Le maire de Goundam a expliqué sa présence à la rencontre de Gargando par la pertinence des thèmes, le choix du lieu, car Gargando est le nombril du cercle, mais aussi le lieu qui a vu naître le défunt chef de la tribu Kel Antessar. «Nous voyons beaucoup de fora, mais celui de Gargando doit être pérennisé, parce que c’est avec les acteurs eux-mêmes : la Cma, la Plate-forme. Ils ont pris des engagements devant les leurs, ils sont alors obligés de les respecter. C’est pourquoi je dis qu’il doit y avoir un prolongement de Gargando, même si ça va se tenir dans une autre localité. Parce qu’il y a eu beaucoup d’engagements, même de la part des chefs de fractions, qui sont prêts à dénoncer les voleurs et autres bandits de leurs zones respectives».

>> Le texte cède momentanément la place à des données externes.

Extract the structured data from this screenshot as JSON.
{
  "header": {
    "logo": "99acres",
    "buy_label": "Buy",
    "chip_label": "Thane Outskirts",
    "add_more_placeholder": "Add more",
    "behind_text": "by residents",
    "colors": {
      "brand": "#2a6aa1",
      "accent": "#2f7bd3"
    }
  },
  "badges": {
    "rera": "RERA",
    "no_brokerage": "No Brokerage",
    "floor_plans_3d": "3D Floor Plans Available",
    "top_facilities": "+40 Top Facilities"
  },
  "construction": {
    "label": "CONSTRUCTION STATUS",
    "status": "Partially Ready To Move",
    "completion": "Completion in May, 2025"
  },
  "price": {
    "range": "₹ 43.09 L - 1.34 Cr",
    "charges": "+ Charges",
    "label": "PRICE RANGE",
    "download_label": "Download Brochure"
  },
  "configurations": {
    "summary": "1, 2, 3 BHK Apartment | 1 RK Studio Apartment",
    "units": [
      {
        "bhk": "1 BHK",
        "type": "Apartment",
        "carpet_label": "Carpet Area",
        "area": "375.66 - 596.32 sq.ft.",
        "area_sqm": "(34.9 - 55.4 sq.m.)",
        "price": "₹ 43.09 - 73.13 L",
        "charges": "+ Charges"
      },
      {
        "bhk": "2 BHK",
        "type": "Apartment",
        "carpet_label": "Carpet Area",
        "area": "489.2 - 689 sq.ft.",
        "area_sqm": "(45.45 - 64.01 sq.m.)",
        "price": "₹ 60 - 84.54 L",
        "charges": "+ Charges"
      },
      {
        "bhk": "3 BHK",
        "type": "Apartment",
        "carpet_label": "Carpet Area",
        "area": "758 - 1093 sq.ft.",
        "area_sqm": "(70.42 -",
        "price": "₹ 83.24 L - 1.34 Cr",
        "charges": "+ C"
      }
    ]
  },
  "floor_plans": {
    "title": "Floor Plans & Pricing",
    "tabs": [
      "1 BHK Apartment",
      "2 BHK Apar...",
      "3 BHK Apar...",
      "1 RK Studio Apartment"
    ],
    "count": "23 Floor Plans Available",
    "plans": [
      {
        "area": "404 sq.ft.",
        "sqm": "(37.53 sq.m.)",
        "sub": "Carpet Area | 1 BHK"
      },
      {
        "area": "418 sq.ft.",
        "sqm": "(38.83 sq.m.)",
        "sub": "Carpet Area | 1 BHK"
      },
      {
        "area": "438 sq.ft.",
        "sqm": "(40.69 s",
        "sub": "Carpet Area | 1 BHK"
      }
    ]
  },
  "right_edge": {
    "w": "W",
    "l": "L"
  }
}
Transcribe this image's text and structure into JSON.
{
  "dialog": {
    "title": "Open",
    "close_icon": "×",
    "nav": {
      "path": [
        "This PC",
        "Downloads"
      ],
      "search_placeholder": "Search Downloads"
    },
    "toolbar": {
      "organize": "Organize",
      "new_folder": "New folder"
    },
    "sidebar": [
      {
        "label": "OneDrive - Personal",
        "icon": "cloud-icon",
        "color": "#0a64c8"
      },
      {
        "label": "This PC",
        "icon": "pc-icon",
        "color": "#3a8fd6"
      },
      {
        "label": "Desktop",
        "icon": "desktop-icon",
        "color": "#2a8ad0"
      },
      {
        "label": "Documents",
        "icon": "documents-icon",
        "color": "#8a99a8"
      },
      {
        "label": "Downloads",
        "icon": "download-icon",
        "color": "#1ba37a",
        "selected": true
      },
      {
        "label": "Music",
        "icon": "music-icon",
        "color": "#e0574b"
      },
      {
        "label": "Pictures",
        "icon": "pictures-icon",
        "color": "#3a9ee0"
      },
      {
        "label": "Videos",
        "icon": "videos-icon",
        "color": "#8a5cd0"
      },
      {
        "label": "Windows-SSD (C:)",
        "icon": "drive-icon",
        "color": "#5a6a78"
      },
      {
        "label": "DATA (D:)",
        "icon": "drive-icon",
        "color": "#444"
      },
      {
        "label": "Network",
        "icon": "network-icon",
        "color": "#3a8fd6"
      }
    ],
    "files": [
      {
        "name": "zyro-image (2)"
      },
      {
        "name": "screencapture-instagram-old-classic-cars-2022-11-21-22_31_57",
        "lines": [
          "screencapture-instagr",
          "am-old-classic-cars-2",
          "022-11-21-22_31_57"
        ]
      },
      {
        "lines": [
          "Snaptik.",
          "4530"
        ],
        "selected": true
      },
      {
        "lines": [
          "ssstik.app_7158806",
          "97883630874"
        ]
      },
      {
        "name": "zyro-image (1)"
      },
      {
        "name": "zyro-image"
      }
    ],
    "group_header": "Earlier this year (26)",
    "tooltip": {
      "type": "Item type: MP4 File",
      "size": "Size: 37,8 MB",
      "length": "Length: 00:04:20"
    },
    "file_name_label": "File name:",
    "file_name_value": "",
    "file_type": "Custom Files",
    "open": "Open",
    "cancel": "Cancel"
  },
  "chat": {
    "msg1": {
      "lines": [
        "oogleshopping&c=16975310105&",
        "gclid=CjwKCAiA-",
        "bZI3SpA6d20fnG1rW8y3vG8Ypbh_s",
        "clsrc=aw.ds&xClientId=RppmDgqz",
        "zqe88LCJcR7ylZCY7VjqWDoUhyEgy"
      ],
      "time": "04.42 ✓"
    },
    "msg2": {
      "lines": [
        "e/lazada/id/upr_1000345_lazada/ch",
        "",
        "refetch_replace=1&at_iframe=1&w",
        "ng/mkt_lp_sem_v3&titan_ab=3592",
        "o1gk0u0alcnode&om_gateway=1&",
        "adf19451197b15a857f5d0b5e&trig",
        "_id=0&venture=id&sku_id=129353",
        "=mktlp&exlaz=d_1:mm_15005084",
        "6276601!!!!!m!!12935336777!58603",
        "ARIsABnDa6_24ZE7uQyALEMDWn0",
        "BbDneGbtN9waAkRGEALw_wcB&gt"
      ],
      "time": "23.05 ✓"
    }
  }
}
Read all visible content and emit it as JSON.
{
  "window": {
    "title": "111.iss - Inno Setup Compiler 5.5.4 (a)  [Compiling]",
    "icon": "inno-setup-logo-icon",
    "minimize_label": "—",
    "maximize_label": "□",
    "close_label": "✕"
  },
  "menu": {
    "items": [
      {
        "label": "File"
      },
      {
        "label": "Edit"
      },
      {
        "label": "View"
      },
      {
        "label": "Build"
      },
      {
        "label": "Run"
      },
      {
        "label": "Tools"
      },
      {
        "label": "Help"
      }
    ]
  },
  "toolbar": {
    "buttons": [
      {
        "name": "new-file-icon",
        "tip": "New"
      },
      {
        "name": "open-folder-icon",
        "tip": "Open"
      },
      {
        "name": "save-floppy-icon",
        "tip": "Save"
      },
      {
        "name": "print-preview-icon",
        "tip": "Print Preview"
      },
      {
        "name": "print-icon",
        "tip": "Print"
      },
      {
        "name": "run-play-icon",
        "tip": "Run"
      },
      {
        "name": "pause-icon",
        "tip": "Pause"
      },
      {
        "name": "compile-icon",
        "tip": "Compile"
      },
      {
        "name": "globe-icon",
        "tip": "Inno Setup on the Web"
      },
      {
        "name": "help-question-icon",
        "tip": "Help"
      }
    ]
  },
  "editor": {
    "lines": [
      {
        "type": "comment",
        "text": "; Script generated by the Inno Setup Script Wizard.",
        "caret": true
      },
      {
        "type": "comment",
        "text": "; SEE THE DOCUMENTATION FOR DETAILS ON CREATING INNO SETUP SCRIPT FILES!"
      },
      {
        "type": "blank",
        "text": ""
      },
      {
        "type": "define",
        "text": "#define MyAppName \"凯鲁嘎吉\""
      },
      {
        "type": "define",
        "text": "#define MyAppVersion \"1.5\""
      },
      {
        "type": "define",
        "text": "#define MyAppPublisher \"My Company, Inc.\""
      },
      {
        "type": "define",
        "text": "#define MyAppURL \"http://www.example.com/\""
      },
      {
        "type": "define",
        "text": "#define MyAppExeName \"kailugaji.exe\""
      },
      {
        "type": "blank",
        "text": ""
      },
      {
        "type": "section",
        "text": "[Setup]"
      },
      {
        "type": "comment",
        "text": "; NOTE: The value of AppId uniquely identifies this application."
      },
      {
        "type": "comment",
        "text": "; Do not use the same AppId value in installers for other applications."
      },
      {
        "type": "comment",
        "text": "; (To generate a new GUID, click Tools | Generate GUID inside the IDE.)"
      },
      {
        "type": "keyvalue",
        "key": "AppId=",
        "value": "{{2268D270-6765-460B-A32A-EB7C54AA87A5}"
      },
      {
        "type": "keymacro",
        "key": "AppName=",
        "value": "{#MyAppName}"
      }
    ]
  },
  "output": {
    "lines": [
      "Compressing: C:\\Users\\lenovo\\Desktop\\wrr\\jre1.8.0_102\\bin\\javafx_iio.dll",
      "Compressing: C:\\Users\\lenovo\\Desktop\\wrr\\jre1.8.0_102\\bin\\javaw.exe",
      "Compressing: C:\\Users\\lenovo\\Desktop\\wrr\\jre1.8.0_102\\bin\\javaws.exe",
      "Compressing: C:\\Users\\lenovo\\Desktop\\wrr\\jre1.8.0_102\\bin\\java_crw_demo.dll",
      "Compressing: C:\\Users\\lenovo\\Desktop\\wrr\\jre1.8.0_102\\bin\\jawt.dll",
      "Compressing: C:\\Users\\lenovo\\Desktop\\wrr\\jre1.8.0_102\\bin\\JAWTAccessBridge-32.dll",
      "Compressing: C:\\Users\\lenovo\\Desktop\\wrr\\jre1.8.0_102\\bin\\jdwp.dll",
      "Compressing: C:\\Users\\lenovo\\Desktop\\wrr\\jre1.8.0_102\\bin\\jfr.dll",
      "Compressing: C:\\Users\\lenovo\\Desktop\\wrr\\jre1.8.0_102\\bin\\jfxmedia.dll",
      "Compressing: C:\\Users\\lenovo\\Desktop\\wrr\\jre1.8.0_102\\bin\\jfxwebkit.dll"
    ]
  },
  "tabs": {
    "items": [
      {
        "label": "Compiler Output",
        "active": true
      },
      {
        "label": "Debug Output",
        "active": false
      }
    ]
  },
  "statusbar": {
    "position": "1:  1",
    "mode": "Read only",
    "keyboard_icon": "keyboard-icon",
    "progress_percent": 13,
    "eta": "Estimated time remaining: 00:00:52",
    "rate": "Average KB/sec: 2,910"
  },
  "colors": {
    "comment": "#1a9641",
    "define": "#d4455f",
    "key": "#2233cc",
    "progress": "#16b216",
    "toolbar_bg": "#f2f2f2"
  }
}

Les autres intervenants ont dit la même chose, surtout pour la sécurité dans le cercle de Goundam, qui demeure une préoccupation pour toute la région de Tombouctou. Azarock a apporté beaucoup d’éclaircissements quant à l’organisation matérielle et technique de la rencontre de Gargando. Il a remercié les partenaires, le maire de Goundam, le député et les autres communautés qui étaient avec les Kel Antessar à Gargando.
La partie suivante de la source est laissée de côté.